The recent increase in the number of research campaigns on TBI and SCI has drastically improved the understanding of the coupled role of micromechanics and electrophysiology at the neuron level. More particularly, the PI of this proposal has focussed his recent research on the development of in silico models aimed at capturing the electrophysiological alterations of neurons when submitted to a mechanical insult. In parallel to this, recent findings suggesting a direct coupling between mechanical vibration and electrical ps in healthy neuron action potential propagation open the door to a new series of evolution for this simulation platform, as well as potentially a novel approach for the understanding of TBI and SCI. However, the intrinsic relationship between mechanical vibrations (among which ultrasounds) and their biophysical implications is still widely ignored in this context.
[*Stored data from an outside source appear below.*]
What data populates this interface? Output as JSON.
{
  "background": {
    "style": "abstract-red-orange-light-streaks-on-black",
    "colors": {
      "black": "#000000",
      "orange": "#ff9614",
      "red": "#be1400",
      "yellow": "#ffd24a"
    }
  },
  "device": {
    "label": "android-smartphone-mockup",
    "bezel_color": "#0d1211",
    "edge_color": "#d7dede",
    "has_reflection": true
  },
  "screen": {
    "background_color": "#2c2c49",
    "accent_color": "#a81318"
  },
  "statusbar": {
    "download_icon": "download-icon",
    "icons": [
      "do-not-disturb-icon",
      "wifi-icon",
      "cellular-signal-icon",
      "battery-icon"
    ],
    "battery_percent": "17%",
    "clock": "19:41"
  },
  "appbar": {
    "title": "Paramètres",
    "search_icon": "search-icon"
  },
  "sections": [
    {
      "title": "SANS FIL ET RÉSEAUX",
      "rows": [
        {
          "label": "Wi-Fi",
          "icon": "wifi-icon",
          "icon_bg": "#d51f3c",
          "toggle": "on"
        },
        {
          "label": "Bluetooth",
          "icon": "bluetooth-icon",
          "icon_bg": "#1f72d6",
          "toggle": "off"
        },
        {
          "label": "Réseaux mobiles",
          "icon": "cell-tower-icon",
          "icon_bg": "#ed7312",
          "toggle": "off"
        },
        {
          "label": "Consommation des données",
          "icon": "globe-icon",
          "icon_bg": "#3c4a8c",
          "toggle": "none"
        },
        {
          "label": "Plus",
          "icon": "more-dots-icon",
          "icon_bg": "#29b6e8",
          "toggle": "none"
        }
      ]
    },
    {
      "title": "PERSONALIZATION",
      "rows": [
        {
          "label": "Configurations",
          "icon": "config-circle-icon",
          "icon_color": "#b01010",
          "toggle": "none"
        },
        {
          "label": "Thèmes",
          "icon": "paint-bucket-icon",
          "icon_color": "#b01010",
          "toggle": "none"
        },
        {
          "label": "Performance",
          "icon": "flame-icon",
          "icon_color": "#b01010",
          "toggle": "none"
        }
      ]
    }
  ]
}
Said otherwise, whereas the effect of mechanical damage on the neuronal functional properties is currently heavily studied, the intrinsic coupling between mechanics and electrophysiology in healthy neurons is still not fully understood. As a direct consequence, the effect of functional alteration due to a mechanical insult on the vibrational mechanical properties of a neuron has so far been fully ignored.

NeuroPulse thus aims at developing and utilising state of the art modelling approaches for the study of electrophysiological and mechanical coupling in a healthy and mechanically damaged axon, nerve and eventually spinal cord and brain white matter tract. The resulting in silico platform will be calibrated and validated by means of a comprehensive experimental programme in collaboration with the Department of Physics of the University of Oxford. Two teams of clinical project partners in Oxford and Cambridge will participate to the analysis of the results for direct applications in a clinical setting. More specifically, the project will aim at a) evaluating the role of this newly identified electrophysiological-mechanical coupling in pulses in TBI/SCI related functional deficits and, as a pilot application, b) at posing the bases for the design of a device leveraging this coupling for spinal cord pain management by cancelling effect (and reversibly, for signal enhancement). Both objectives will considerably benefit the medical community in the diagnosis, prognosis, and treatment of TBI and SCI, while providing new avenues for non-invasive electrophysiological control.